Using the ADNI dataset, we focused specifically on the impact of MPRAGE and IR-SPGR protocols on classifier performance. Five diagnostic classification tasks were performed on different subsets of the ADNI dataset (i.e., experiments A1–A5): (A1) MPRAGE only, (A2) IR-SPGR only, (A3) training on MPRAGE and testing on IR-SPGR, (A4) training on IR-SPGR and testing on MPRAGE, and (A5) full ADNI dataset. Of the 570 ADNI subjects, 423 had MPRAGE scans (149 HC, 145 MCI, 129 AD) and 152 had IR-SPGR scans (62 HC, 48 MCI, 42 AD). For classifiers using both types of scans, only the MPRAGE scan is used for the 5 subjects with both scan types. For classifiers using both datasets in training and testing, MPRAGE and IR-SPGR proportions were balanced across diagnosis to prevent the classifier from extrapolating diagnosis information from diagnosis irrelevant characteristics associated with the acquisition protocol. Experiments A6–A10 are the corresponding classifiers that received both morphometric and morphometric-derived GT metrics as inputs. Finally, a classifier was trained for the distinction between MPRAGE and IR-SPGR scans.

Using ADNI and OASIS: generalizability across datasets

The second set of experiments focused on the combination of the ADNI and OASIS datasets. Since the OASIS scanning protocol parameters were most similar to ADNI MPRAGE, we only used ADNI MPRAGE scans on this set of experiments. Five diagnostic classification tasks were performed on different combinations of the 2 datasets using morphometric features (i.e., experiments B1–B5): (B1) ADNI MPRAGE only, (B2) OASIS only, (B3) training on ADNI MPRAGE and testing on OASIS, (B4) training on OASIS and testing on ADNI MPRAGE, and (B5) training and testing on both OASIS and ADNI MPRAGE. As above, for classifiers using both datasets in training, the dataset was balanced across diagnosis. Experiments B6–B10 correspond to the classifiers that received both morphometric and morphometric-derived GT metrics as inputs. Additionally, a classifier was trained for the distinction between the OASIS and ADNI scans. A summary of all diagnostic classification experiments is shown in Table 1.

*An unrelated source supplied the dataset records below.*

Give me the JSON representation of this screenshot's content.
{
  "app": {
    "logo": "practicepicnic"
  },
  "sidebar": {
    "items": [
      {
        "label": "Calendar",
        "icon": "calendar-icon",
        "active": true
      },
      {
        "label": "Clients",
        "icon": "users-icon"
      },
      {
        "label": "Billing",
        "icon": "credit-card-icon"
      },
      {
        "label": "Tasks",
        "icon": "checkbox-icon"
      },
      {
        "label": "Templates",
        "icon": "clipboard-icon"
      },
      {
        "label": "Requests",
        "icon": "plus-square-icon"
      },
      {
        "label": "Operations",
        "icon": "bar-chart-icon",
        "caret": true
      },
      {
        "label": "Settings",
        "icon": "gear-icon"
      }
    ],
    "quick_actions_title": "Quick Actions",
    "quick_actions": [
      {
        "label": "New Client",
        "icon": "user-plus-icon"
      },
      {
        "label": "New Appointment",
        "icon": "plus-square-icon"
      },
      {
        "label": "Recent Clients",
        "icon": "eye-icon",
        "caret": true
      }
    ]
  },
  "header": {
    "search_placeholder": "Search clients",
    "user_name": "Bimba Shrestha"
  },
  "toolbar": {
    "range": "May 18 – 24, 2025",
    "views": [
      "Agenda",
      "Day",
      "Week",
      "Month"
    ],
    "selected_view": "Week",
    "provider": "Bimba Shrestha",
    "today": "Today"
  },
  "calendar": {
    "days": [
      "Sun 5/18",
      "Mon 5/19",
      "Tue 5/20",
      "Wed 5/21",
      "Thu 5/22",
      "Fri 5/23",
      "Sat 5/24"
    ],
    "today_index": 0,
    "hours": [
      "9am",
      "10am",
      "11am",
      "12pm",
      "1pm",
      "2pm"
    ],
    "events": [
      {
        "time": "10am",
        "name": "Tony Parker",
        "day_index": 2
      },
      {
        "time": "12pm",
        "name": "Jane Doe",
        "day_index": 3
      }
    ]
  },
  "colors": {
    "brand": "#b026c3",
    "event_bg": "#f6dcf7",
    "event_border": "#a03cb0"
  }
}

Table 1 Summary of diagnostic classification experimentsDiagnosis transition

Since we have follow-up data for all patients, we describe the ground-truth either as “stable” (meaning the diagnosis has not changed between the time of scanning and the most recent clinical follow-up) or as a “transition” (meaning the clinical diagnosis at the time of scanning is different from the most recent clinical follow-up available) and compare performance between “stable” patients and those who “transitioned” within the follow-up time. We did not exclude any transition cases, including diagnosis regression, to avoid artificially inflating model performance, which could arise from only including reliable or progressive diagnosis.

Clinical applicability potential

We sought to evaluate the potential for clinical applicability of our most inclusive diagnosis-wise and protocol-wise biomarker without GT features (“HC vs. MCI vs. AD”; experiment A5) and our most inclusive dataset-wise biomarker without GT features (“HC vs. AD”; experiment B5), as a first step towards informing on their potential clinical usefulness. For this, we utilized our own biomarker evaluation framework [32], which takes into account two dimensions, “Quality of Evidence,” which refers to the biomarker’s statistical strength and reproducibility, and “Effect Size,” which refers to its predictive power.